Canadian Journal of Cardiology ( IF 5.8 ) Pub Date : 2020-05-22 , DOI: 10.1016/j.cjca.2020.05.023
Gioel Gabrio Secco 1 , Chiara Zocchi 2 , Rosario Parisi 3 , Annalisa Roveta 4 , Francesca Mirabella 3 , Matteo Vercellino 5 , Gianfranco Pistis 5 , Maurizio Reale 5 , Silvia Maggio 5 , Andrea Audo 6 , Daniela Kozel 4 , Giacomo Centini 4 , Antonio Maconi 4 , Carlo Di Mario 2
Affiliation  

The diffusion of severe acute respiratory syndrome coronavirus-2 (SARS-CoV-2) forced the Italian population to restrictive measures that modified patients’ responses to non-SARS-CoV-2 medical conditions. We evaluated all patients with acute coronary syndromes admitted in 3 high-volume hospitals during the first month of SARS-CoV-2 Italian-outbreak and compared them with patients with ACS admitted during the same period 1 year before. Hospitalization for ACS decreased from 162 patients in 2019 to 84 patients in 2020. In 2020, both door-to-balloon and symptoms-to-percutaneous coronary intervention were longer, and admission levels of high-sensitive cardiac troponin I were higher. They had a lower discharged residual left-ventricular function and an increased predicted late cardiovascular mortality based on their Global Registry of Acute Coronary Events (GRACE) scores.



中文翻译:

2020年SARS-CoV-2大流行期间急性冠脉综合征住院时间的减少和延迟。

严重急性呼吸系统综合症冠状病毒2(SARS-CoV-2)的传播迫使意大利人群采取限制性措施,改变了患者对非SARS-CoV-2医疗状况的反应。
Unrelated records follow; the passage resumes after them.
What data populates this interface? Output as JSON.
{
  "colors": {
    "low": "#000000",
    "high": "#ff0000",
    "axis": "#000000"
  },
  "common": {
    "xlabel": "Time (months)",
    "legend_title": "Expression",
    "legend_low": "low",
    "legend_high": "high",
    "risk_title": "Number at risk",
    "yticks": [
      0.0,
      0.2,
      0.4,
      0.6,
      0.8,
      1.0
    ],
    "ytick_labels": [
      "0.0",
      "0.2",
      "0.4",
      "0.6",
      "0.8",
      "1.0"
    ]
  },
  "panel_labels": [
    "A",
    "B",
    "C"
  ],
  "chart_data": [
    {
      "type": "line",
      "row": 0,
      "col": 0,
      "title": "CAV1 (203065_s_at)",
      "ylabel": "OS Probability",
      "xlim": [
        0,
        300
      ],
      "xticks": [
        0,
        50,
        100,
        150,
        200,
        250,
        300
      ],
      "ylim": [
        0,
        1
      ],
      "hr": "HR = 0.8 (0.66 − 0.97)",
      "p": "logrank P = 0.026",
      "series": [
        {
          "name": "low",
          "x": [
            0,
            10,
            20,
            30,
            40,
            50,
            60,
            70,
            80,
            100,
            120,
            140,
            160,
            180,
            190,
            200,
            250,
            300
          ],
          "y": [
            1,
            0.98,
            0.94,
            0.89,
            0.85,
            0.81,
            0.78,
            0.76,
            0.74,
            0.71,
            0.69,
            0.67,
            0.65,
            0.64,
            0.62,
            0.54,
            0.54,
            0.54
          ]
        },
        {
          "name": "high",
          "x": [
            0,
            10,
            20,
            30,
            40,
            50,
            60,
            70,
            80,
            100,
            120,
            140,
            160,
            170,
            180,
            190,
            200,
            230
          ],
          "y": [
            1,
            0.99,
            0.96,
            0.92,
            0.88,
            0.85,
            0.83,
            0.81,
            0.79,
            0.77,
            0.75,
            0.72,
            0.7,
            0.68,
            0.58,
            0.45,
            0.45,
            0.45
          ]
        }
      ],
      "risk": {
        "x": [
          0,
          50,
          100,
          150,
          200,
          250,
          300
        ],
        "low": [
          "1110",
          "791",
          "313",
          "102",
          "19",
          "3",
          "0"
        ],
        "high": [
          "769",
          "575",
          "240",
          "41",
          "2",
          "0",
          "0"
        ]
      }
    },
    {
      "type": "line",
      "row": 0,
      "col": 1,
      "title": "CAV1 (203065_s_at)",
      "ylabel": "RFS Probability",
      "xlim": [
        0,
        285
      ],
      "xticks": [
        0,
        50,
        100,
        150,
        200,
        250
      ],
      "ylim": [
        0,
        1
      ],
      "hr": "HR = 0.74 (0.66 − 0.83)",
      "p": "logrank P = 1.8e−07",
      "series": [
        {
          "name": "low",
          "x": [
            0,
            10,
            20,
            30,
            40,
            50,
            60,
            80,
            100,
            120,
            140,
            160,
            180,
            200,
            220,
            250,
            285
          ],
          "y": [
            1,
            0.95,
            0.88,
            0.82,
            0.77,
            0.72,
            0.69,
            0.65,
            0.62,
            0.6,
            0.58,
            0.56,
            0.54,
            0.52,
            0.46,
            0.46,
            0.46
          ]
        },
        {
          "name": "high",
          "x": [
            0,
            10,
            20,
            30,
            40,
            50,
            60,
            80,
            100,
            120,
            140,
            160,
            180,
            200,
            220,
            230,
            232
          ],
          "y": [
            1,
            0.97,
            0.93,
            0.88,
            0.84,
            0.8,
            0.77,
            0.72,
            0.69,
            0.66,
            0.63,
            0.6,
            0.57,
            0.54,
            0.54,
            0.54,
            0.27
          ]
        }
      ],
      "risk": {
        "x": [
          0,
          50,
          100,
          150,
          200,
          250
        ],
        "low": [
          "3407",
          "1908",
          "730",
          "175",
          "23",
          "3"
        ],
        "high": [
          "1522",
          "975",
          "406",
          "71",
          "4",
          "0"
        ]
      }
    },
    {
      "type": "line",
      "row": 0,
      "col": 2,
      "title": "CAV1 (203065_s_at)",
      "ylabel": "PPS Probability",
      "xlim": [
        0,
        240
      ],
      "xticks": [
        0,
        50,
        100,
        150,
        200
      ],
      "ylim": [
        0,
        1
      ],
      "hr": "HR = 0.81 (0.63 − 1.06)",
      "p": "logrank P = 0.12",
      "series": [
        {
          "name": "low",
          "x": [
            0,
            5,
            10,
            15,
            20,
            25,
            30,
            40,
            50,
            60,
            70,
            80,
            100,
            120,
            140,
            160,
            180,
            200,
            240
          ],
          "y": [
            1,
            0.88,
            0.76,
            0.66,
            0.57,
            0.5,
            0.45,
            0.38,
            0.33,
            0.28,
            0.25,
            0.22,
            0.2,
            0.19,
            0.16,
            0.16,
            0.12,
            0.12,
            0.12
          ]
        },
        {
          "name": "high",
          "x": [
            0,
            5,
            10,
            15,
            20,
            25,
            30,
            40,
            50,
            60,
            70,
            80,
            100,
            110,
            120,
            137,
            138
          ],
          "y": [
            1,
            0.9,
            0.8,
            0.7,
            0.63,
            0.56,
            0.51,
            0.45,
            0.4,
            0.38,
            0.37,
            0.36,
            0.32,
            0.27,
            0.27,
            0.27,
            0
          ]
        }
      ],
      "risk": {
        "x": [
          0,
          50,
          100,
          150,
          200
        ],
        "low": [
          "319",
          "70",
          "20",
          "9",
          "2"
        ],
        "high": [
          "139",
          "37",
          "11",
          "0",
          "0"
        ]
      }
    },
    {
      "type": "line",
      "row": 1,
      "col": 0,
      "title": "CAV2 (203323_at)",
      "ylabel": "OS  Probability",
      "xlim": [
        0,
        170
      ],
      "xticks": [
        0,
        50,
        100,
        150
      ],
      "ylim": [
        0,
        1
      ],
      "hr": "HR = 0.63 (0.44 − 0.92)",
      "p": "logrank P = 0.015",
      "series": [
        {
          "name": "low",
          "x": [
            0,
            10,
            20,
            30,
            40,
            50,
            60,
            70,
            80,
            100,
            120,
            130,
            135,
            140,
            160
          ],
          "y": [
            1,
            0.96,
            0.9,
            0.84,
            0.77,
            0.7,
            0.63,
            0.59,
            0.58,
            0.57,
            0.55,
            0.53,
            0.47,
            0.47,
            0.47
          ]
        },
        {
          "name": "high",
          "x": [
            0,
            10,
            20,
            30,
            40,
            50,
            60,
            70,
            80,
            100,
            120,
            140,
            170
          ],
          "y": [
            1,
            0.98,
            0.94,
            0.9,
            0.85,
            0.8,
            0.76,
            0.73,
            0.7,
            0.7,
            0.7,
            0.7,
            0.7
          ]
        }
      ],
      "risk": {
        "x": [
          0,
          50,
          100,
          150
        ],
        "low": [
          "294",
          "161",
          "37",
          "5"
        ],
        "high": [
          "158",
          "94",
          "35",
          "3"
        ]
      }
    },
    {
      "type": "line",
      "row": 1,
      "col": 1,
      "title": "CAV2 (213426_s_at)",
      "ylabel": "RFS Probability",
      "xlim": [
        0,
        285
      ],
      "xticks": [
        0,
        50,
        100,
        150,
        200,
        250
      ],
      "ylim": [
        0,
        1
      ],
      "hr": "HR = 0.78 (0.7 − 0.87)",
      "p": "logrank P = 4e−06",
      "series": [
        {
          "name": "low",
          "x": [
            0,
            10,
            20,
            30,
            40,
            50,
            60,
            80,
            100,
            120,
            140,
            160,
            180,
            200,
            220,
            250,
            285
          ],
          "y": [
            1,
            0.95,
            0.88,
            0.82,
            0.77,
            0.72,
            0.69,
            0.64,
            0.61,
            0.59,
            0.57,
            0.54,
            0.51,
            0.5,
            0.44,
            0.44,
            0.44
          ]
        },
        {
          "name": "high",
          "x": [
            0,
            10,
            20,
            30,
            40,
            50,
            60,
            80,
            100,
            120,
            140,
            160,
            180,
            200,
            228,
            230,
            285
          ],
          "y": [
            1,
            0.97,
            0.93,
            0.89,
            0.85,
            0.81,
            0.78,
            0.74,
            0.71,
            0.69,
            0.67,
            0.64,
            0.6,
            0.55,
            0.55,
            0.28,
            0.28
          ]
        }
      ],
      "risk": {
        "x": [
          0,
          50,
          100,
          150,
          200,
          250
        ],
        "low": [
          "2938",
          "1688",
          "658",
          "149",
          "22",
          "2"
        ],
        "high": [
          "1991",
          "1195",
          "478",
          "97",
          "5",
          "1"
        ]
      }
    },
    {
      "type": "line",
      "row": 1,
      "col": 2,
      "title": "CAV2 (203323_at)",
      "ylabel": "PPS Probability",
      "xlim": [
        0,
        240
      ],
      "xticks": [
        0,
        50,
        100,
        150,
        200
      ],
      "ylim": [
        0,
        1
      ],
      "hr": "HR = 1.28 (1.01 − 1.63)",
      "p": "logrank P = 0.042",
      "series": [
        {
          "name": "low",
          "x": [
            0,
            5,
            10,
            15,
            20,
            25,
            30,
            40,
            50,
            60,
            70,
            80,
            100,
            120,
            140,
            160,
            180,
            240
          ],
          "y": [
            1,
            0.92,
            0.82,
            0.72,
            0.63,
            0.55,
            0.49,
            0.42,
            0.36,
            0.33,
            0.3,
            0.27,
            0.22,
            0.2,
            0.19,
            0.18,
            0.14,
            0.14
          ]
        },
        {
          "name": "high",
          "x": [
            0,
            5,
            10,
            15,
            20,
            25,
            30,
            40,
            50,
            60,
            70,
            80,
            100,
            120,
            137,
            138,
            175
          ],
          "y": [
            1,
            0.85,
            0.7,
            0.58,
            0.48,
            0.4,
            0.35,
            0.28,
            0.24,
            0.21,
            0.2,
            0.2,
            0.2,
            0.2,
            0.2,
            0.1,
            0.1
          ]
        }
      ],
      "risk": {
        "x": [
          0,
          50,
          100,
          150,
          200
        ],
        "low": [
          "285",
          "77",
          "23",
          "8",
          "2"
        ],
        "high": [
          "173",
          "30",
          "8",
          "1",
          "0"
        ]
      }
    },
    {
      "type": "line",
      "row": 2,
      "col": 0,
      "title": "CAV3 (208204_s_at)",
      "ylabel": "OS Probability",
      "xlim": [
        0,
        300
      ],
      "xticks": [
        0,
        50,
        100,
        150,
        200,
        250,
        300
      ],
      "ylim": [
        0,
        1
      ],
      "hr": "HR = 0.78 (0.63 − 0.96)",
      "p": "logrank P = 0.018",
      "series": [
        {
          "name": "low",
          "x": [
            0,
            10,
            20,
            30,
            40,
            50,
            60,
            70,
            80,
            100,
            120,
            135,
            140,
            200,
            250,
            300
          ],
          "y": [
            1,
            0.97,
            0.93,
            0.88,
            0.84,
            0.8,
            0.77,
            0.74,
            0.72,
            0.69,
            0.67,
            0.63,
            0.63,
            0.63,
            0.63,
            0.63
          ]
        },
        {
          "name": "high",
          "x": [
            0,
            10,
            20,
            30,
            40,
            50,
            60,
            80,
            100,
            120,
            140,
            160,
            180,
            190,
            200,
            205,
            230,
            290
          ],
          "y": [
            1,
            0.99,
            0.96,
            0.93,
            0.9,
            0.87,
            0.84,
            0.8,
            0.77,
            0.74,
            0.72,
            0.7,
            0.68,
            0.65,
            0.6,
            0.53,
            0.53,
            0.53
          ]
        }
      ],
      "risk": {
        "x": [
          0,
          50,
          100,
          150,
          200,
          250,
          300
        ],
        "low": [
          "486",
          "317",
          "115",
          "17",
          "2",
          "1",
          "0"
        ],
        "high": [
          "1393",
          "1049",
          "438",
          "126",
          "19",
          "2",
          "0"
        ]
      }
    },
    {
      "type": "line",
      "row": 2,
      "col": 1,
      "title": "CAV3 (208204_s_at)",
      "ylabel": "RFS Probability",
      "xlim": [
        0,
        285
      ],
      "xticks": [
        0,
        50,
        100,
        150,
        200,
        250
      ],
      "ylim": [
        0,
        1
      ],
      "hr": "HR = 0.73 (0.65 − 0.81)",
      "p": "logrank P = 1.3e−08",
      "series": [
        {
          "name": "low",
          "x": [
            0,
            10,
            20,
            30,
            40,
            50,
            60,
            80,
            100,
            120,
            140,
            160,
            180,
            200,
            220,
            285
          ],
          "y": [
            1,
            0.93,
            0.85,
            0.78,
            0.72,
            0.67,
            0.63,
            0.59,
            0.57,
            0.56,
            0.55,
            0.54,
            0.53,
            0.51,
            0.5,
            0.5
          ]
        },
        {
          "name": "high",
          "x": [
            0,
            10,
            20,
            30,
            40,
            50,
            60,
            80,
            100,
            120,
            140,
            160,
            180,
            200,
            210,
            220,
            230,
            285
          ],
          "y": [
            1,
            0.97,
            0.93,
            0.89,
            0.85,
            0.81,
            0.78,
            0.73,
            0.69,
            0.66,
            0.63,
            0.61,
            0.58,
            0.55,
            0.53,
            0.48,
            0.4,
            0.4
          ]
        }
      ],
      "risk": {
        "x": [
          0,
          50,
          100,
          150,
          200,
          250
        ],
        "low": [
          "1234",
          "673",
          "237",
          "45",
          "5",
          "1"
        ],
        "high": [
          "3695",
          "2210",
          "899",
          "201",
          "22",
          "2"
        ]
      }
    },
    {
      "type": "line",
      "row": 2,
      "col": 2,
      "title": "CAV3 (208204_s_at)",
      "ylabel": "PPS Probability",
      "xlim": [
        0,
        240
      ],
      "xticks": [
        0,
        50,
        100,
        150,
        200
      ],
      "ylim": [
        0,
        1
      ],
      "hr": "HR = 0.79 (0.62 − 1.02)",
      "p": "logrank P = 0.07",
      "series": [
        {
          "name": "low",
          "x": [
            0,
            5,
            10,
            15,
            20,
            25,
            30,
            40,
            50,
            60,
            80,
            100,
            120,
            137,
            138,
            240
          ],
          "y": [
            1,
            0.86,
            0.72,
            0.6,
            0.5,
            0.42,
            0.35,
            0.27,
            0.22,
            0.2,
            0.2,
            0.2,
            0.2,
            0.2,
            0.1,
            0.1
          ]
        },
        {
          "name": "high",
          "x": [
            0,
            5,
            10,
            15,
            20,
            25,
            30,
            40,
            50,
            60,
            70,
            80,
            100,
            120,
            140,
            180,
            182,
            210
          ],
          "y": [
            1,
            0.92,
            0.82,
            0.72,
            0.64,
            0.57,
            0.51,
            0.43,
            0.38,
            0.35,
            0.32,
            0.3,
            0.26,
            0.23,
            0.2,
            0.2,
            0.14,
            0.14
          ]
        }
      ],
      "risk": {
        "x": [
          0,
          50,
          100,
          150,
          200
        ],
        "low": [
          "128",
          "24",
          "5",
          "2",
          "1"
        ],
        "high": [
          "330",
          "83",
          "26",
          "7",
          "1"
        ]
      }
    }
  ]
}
我们评估了SARS-CoV-2 Italian疫情爆发第一个月在3所大型医院中收治的所有急性冠脉综合征患者,并将它们与1年前同期收治的ACS患者进行了比较。ACS的住院治疗从2019年的162例减少到2020年的84例。在2020年,门到气囊和症状-经皮冠状动脉介入治疗的时间都更长,而高敏感性心肌肌钙蛋白I的入院率也更高。基于他们的G,他们的出院左心室残余功能较低,预计晚期心血管疾病死亡率增加叶形ř的egistry可爱Ç oronary ë通风口(GRACE)得分。